How in-Utero Diagnosis Is Being Used to Push Abortion
Authors: Shane Morris
Authors: John Stonestreet and Shane Morris
Should we “optimize” human beings? That was the question Anna Louise Sussman addressed recently in The New York Times, describing a new process that allows fertility services to bring only the healthiest, least disease-prone children into the world. Polygenic embryo screening uses AI to find genes with statistical correlations to disorders such as diabetes, autism, heart disease, cancer, and schizophrenia.
The founder of one company that offers this “service” told Sussman her motivation came from watching her own mother lose her vision to a genetic condition. To help others avoid this fate, her company offers parents “a risk profile on each embryo’s propensity for conditions.” In addition to the altruism, she also hopes to change how baby making is done. “Sex is for fun,” this founder said, “and embryo screening [through IVF] is for babies. It’s going to become insane not to screen for these things.”

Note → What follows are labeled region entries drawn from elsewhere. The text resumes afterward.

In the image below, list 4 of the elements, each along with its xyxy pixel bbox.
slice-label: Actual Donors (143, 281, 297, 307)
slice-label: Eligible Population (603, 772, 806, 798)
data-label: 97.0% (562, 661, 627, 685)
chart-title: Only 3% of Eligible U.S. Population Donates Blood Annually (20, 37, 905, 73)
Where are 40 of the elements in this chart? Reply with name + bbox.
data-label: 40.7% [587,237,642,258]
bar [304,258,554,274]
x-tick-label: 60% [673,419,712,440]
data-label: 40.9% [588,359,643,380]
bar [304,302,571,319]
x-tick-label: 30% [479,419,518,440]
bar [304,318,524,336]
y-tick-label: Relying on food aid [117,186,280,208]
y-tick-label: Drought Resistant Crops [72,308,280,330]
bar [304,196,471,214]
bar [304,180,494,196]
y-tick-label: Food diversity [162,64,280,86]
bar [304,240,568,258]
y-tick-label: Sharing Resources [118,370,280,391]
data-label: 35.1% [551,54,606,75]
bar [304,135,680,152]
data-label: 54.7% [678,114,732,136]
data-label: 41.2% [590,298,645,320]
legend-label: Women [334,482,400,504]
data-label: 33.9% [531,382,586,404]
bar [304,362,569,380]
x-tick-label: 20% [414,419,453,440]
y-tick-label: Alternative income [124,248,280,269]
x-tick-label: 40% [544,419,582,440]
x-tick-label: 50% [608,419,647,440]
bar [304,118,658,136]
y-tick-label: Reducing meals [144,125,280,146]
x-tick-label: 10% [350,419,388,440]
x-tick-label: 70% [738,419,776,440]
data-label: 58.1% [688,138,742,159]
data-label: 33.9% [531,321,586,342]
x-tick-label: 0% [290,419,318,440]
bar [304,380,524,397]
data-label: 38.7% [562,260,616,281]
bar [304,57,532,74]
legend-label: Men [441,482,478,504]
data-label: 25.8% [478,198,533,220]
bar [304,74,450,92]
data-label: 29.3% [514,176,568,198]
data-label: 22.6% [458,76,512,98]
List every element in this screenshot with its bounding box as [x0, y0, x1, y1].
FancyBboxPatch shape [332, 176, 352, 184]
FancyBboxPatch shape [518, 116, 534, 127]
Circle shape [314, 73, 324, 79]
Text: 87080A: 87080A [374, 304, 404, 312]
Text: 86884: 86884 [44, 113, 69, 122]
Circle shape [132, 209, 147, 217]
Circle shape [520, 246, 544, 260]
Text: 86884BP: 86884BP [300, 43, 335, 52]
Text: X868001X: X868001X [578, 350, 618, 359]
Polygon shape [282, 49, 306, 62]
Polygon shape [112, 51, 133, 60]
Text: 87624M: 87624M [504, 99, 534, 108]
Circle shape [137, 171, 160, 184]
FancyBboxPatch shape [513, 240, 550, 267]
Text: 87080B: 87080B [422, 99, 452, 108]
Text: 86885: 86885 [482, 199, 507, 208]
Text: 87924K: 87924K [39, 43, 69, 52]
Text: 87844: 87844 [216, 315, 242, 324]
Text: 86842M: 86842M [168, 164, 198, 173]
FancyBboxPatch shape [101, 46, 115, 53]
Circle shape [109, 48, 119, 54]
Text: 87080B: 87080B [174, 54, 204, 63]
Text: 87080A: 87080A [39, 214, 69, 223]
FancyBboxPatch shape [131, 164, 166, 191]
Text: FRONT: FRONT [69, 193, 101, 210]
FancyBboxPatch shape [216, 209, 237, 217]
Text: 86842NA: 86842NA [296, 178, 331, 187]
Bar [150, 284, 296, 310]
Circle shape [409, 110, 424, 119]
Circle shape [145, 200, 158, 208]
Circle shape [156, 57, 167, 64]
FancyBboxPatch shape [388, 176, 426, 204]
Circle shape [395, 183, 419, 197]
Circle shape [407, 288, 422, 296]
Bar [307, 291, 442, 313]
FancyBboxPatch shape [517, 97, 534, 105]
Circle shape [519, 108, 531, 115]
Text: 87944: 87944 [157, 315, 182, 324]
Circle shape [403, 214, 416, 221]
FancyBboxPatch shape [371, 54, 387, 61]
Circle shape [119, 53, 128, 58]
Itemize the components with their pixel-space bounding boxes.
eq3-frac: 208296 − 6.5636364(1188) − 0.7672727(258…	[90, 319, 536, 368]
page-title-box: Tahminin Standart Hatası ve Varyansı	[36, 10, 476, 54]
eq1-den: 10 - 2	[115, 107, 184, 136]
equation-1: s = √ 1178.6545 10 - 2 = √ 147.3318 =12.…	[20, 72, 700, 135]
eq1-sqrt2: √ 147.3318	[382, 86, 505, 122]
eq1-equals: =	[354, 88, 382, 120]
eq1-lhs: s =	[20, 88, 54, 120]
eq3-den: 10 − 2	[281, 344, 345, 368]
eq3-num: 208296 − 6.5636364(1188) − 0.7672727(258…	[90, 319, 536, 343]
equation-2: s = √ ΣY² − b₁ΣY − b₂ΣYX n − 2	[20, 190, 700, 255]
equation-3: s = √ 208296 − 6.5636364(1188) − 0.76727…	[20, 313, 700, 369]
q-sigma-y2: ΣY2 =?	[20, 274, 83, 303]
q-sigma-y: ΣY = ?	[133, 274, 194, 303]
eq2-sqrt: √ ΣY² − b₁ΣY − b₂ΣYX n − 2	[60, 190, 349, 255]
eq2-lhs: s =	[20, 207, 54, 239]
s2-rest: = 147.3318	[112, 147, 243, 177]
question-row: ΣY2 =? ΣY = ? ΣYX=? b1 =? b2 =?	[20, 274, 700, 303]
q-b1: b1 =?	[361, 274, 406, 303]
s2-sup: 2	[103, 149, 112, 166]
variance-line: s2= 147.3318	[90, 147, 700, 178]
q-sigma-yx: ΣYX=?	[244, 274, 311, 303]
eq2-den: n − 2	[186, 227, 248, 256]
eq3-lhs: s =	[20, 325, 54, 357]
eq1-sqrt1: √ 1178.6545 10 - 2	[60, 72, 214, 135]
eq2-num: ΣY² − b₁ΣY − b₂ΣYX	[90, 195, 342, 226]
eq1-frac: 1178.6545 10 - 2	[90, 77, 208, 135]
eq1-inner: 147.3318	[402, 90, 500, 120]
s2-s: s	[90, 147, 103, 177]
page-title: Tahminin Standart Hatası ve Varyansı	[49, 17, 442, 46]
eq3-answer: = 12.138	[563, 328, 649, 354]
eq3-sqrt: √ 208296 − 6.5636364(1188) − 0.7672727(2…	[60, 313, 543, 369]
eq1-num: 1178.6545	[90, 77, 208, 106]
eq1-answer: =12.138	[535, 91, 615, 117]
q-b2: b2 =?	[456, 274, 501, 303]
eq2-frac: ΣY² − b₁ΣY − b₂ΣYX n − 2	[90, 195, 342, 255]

“Screening,” of course, will mean the many human individuals conceived through IVF will never be born. As Pascal Emmanuel Gobry wrote on X, each supposedly “optimal” embryo requires the creation and disposal of many supposedly “suboptimal” ones. Once again, the promised disability-free world is only possible by killing people with disabilities.
Interestingly, Sussman also conceived a child through IVF. Sharing a time-lapse footage of her daughter as an embryo, she wondered aloud in her article about the embryos she discarded. “I previously joked that my daughter was ‘the embryo that went the distance,’” she wrote, “but now it no longer seemed like a joke.”
One doctor who advocates for this technology admitted that if his parents had had access to it, he would not have been born because of his diabetes. Perhaps that’s why purveyors of polygenic screening tend to “not dwell, publicly at least, on the fact that you cannot eliminate some diseases without eliminating the people who carry them.” Nevertheless, the public, fully conditioned to artificial reproductive technologies, is poised to embrace polygenic screening and baby-optimization. According to one survey cited by Sussman, most Americans have no moral objection to using the technology to identify medical issues, and four out of 10 said they were “more likely than not” to use it if doing so could improve their child’s chances of getting into a top college.
Once again, things begin to look like the plot of movies like Gattaca, in which most citizens are genetically engineered for perfection and the few conceived the “old-fashioned” way are treated as subhuman. As one bioethicist warns in the article, the message parents get from polygenic screening is not only that we can have the better children, but “we should have the best children that we can.” If that means not only selecting against diseases, but for enhanced traits like height, intelligence, and attractiveness, so be it. Such selection will rapidly become the norm, and failing to screen will rapidly become a moral failure by parents.
This will happen even if the promises of perfection prove hollow. A doctor quoted by Sussman warned against the “genetic determinism” these services promote in the public imagination. Would-be parents, he said, would learn to obsess over DNA and ignore more critical factors, such as nutrition, education, and “a loving and stable family environment.”
An Oxford professor of genomics described the promise of polygenic screening as unscientific, since so many “genetic” diseases also depend on non-genetic factors. Screening to decide which embryos live is, she said, “about as likely as a coin toss to deliver the outcome desired.” That’s because, as Gobry pointed out, we still do not fully understand the relationship between our genes and who we are. The most “interesting” biological traits are not on/off switches, but complex tradeoffs. In fact, selecting against an “undesirable” trait can even increase the likelihood of another.
Human beings are mysterious symphonies of genes, experiences, choices, and habits that work together to produce an irreplaceable, unrepeatable individual. To imagine that we can control this process, even in a lab with AI screening, denies what we know about ourselves. As David Bentley Hart once warned, optimization is supposed to select the best traits in humanity but actually selects the worst, an attempt to “reach the divine by ceasing to be human, by surpassing the human, by destroying the human.”
Perhaps why Sussman’s New York Times piece is so uneasy about the future of human reproduction is the present. It’s already abundantly clear that we do not know what it means to be human, which is why we just can’t say “no” to promises as unscientific as they are immoral.